Mr. Zeen offers no evidence that Sheriff Freitas personally participated in any of the events on December 15, 2015. Nor does Mr. Zeen offer any evidence about Sheriff's Freitas's training, supervising, or controlling Deputies Yoder or Blount, that he acquiesced in their conduct, or that he showed a reckless or callous indifference to the rights of others. Mr. Zeen's statistical evidence is insufficient for his claims against Sheriff Freitas for the same reason it is insufficient for his claim against the County, and Mr. Zeen submits no other evidence that Sheriff Freitas personally participated in the conduct of which he complains.
For the foregoing reasons, the court denies summary judgment as to Deputy Yoder and grants summary judgment as to Deputy Blount, Sheriff Freitas, and the County.
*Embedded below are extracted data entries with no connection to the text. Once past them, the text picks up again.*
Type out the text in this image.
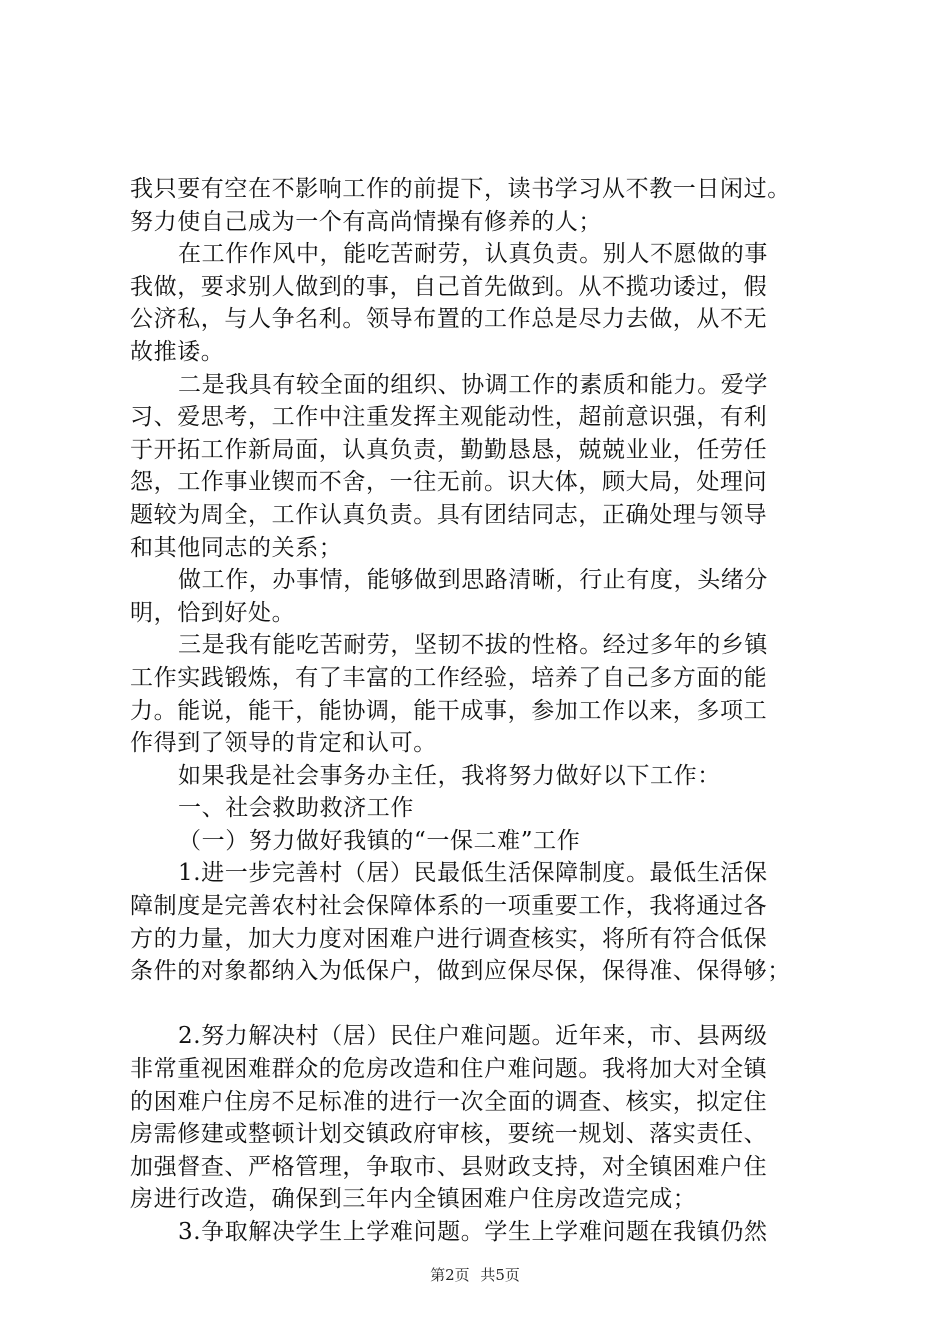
我只要有空在不影响工作的前提下，读书学习从不教一日闲过。
努力使自己成为一个有高尚情操有修养的人；
在工作作风中，能吃苦耐劳，认真负责。别人不愿做的事
我做，要求别人做到的事，自己首先做到。从不揽功诿过，假
公济私，与人争名利。领导布置的工作总是尽力去做，从不无
故推诿。
二是我具有较全面的组织、协调工作的素质和能力。爱学
习、爱思考，工作中注重发挥主观能动性，超前意识强，有利
于开拓工作新局面，认真负责，勤勤恳恳，兢兢业业，任劳任
怨，工作事业锲而不舍，一往无前。识大体，顾大局，处理问
题较为周全，工作认真负责。具有团结同志，正确处理与领导
和其他同志的关系；
做工作，办事情，能够做到思路清晰，行止有度，头绪分
明，恰到好处。
三是我有能吃苦耐劳，坚韧不拔的性格。经过多年的乡镇
工作实践锻炼，有了丰富的工作经验，培养了自己多方面的能
力。能说，能干，能协调，能干成事，参加工作以来，多项工
作得到了领导的肯定和认可。
如果我是社会事务办主任，我将努力做好以下工作：
一、社会救助救济工作
（一）努力做好我镇的“一保二难”工作
1.进一步完善村（居）民最低生活保障制度。最低生活保
障制度是完善农村社会保障体系的一项重要工作，我将通过各
方的力量，加大力度对困难户进行调查核实，将所有符合低保
条件的对象都纳入为低保户，做到应保尽保，保得准、保得够；
2.努力解决村（居）民住户难问题。近年来，市、县两级
非常重视困难群众的危房改造和住户难问题。我将加大对全镇
的困难户住房不足标准的进行一次全面的调查、核实，拟定住
房需修建或整顿计划交镇政府审核，要统一规划、落实责任、
加强督查、严格管理，争取市、县财政支持，对全镇困难户住
房进行改造，确保到三年内全镇困难户住房改造完成；
3.争取解决学生上学难问题。学生上学难问题在我镇仍然
第2页 共5页
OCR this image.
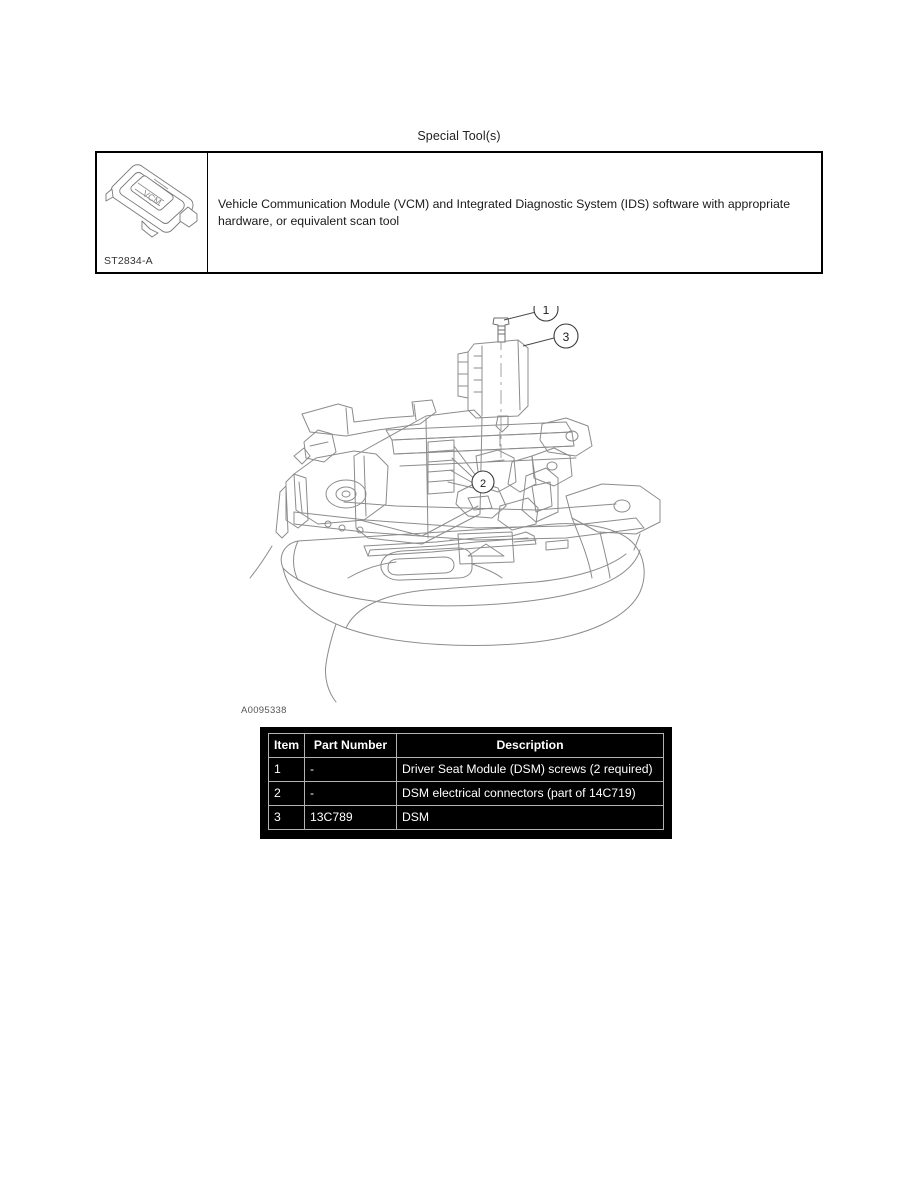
Special Tool(s)
VCM
ST2834-A
Vehicle Communication Module (VCM) and Integrated Diagnostic System (IDS) software with appropriate hardware, or equivalent scan tool
1
3
2
A0095338
Item	Part Number	Description
1	-	Driver Seat Module (DSM) screws (2 required)
2	-	DSM electrical connectors (part of 14C719)
3	13C789	DSM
As described below, both Deputy Yoder and Deputy Blount were wearing body cameras that recorded footage of the incident, which the defendants have submitted as an exhibit to their summary-judgment motion. Schott Decl. Ex. C (on file with court). Mr. Zeen's counsel made an informal written transcript of a portion of the body camera footage. See Schwaiger Decl. — ECF No. 60-1 at 2 (¶ 6). The defendants have not disputed the accuracy of the transcript in their reply. See Defs. Reply — ECF No. 62. The court quotes Mr. Zeen's counsel's transcript here solely as a convenience. The court does not mean to suggest that this transcript has no errors (e.g., misidentifying a speaker or omitting words where two people were speaking on top of each other) or that it is controlling over the videos. The court has watched the underlying videos in evaluating the defendants' motion, and any errors that the transcript may contain do not affect the court's decision on the motion.
Mr. Zeen further states that not one employee was disciplined for any use-of-force incident during this period, id. (citing Clark Decl. Ex. B — ECF No. 60-2 at 17), but that assertion is somewhat misleading. The interrogatory responses that Mr. Zeen cites construed the interrogatories as asking whether there were any employees who were disciplined and then continued to remain employed with the Sheriff's Office. The responses did not count employees who left the Sheriff's Office. Clark Decl. Ex. C — ECF No 60-2 at 22. At least one employee who was involved in a use-of-force incident was released from employment from the Sheriff's Office, and least one other employee who was involved in a use-of-force incident quit the Sheriff's Office because he was going to be terminated. Freitas Dep. pp. 78-82, 120-21 — ECF No. 60-1 at 85-86, 90.